Öyleyse, dünkü Gazete Duvar’dan iki cümle: “Türkiye tarihi güçlü olmayı azami kuvvet kullanımı şeklinde düşünen bir devlet aklının hâkimiyeti altında şekillenmiştir.” (Ahmet Murat Aytaç) “Aksiyonu olmayan hayal gücü, halüsinasyondur.” (Ara Gözbek) Bir anayasal sorun olarak egemen gücün sınırlandırılması, devletin sürekliliğinin sağlanması, haklar ve özgürlüğün tam güvence altına alınması birinci işimiz olmalı. Bu yöne kabataslak bir giriş denemesine yarım aklım erdiğince geçen yazımda başlamaya çalışmıştım.
Orada eksik kalan madde, şu odanın ortasındaki fil, “af” idi. Aslında af değil, zira affedilecek bir durum yok ortada. Demek istediğim ilk seçimde başkan değiştiğinde hemen aynı gün, bilemedin ertesi gün Demirtaş, Kavala ve onlar gibilerin rehineliklerinin sona ermesini sağlayacak bürokratik işlem. Hukuksal düzenleme demiyorum zira iş oraya giderse yıllar alır. Nasıl olur bilemiyorum doğrusu, ama olmazsa olmaz, onu biliyorum. Haydi gelin şimdi el ele tutuşalım, kısa bir dünya turuna çıkalım.

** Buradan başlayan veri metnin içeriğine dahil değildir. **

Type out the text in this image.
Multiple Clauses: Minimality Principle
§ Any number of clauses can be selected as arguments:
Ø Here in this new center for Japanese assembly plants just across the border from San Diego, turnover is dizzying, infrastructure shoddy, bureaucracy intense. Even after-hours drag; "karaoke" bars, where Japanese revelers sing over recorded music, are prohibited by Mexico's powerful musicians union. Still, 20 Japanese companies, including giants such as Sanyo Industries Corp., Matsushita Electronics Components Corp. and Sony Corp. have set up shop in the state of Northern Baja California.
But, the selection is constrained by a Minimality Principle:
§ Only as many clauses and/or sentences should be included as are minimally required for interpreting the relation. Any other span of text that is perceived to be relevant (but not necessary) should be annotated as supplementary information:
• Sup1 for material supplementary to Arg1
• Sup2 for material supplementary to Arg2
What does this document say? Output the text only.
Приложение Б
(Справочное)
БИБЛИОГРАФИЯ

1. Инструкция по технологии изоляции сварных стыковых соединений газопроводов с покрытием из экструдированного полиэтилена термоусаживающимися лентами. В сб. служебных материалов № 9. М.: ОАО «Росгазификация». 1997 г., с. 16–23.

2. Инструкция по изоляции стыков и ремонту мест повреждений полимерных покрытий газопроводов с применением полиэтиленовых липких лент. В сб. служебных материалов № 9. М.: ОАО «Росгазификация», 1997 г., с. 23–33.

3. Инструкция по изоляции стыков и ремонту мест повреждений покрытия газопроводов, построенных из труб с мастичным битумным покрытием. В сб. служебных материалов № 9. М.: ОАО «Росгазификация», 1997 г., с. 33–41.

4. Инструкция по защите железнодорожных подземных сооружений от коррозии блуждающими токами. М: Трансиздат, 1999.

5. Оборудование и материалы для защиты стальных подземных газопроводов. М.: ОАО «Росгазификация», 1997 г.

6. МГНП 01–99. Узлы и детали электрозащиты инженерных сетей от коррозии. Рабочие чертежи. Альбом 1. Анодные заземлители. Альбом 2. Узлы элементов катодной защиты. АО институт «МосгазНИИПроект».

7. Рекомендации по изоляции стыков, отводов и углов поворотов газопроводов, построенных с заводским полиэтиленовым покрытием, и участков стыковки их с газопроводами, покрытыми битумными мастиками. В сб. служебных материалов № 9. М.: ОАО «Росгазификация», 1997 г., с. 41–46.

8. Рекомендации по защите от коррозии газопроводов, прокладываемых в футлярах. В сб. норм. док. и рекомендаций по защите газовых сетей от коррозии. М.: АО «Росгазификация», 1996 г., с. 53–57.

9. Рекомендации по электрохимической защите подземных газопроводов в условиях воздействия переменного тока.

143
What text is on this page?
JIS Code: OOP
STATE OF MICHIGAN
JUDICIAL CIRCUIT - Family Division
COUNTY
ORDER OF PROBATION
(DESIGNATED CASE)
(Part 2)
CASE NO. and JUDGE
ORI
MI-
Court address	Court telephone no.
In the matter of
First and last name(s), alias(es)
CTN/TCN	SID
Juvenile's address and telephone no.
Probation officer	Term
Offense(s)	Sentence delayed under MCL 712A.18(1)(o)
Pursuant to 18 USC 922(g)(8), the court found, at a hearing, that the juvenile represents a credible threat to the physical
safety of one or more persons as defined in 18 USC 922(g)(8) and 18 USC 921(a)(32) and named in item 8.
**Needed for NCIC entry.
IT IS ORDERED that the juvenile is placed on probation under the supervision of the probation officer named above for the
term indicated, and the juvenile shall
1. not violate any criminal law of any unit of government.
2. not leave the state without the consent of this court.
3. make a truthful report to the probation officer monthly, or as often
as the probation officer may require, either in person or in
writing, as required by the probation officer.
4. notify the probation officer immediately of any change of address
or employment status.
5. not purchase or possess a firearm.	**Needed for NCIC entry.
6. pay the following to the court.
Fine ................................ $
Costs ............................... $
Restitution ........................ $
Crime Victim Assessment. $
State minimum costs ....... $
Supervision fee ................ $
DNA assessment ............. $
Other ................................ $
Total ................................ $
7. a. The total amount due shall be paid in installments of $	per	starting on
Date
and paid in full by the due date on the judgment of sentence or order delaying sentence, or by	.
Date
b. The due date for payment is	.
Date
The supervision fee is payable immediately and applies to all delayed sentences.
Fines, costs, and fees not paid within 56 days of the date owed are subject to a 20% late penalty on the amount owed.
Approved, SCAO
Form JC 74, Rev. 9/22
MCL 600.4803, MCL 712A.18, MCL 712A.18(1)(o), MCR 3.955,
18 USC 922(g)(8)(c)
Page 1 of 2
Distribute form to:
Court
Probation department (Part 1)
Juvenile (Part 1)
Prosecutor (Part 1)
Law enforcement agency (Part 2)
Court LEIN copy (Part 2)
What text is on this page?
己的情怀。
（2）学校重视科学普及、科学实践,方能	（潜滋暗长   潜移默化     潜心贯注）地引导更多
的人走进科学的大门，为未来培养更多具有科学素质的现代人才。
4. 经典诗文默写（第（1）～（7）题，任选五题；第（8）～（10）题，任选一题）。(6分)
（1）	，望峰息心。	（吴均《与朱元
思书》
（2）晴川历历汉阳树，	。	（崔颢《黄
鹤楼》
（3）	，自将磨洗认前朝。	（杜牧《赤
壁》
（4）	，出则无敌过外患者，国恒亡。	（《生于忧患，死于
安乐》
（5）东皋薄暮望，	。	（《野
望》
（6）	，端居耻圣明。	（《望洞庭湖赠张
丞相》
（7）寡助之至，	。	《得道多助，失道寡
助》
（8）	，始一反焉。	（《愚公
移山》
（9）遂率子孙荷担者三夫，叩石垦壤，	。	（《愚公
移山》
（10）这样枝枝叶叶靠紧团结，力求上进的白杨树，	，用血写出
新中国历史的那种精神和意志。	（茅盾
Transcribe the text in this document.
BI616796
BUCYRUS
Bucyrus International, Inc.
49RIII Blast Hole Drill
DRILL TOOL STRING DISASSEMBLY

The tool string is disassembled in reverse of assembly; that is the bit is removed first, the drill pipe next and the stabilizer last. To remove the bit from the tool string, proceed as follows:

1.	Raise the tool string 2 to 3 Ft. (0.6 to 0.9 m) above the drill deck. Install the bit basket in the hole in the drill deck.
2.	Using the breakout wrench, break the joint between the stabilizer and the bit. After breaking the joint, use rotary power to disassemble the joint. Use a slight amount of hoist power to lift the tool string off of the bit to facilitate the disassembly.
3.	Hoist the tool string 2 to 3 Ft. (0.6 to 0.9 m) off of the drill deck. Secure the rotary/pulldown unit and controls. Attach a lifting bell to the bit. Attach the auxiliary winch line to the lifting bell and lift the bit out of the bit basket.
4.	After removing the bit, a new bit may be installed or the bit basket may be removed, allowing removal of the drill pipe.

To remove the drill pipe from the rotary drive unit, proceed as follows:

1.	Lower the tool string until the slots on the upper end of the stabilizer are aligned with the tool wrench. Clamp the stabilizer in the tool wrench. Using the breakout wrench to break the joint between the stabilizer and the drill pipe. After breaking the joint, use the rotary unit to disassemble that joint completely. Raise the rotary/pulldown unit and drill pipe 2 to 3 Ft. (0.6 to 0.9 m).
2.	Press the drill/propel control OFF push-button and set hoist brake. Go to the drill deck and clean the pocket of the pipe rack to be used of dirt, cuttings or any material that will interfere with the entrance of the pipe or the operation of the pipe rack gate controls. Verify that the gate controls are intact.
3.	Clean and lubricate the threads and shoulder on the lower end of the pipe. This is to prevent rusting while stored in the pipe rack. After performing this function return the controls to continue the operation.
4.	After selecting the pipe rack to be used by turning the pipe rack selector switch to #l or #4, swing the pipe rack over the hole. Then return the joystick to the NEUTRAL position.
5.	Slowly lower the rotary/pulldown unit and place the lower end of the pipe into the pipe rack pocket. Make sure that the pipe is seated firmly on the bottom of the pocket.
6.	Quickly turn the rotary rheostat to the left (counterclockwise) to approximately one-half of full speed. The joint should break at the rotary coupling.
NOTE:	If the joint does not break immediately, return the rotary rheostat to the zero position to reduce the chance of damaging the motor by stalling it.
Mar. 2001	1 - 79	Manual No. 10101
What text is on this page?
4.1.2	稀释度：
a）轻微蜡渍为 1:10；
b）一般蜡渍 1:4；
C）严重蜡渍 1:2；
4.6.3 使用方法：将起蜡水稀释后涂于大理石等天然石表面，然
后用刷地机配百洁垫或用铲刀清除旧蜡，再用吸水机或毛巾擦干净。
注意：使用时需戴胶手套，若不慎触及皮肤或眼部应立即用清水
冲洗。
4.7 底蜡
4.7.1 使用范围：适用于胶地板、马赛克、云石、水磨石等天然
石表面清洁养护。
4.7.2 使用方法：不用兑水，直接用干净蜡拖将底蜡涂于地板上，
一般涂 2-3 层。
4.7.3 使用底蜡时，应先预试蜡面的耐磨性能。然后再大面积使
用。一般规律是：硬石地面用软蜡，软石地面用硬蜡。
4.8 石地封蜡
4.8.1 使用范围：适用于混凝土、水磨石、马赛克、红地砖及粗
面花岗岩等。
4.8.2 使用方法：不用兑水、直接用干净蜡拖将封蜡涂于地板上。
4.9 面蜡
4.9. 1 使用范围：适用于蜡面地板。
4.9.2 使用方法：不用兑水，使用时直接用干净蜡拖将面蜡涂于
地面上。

Uganda’nın tek adamı Museveni 1986 yılından beri ülkenin başında. 76 yaşında yeniden bu haftasonu seçime girdi. Rakibi Bobi (evet, “Bobby” değil) Wine ise 1986’da henüz dört yaşında olan bir reggae şarkıcısı. Museveni seçimden önce sosyal medya kullanımına (Trump’vari) kısıtlama getirilince pratik düşünmüş; hem internetin fişini çektirivermiş, hem uluslararası gözetim yapılmasına izin vermemiş.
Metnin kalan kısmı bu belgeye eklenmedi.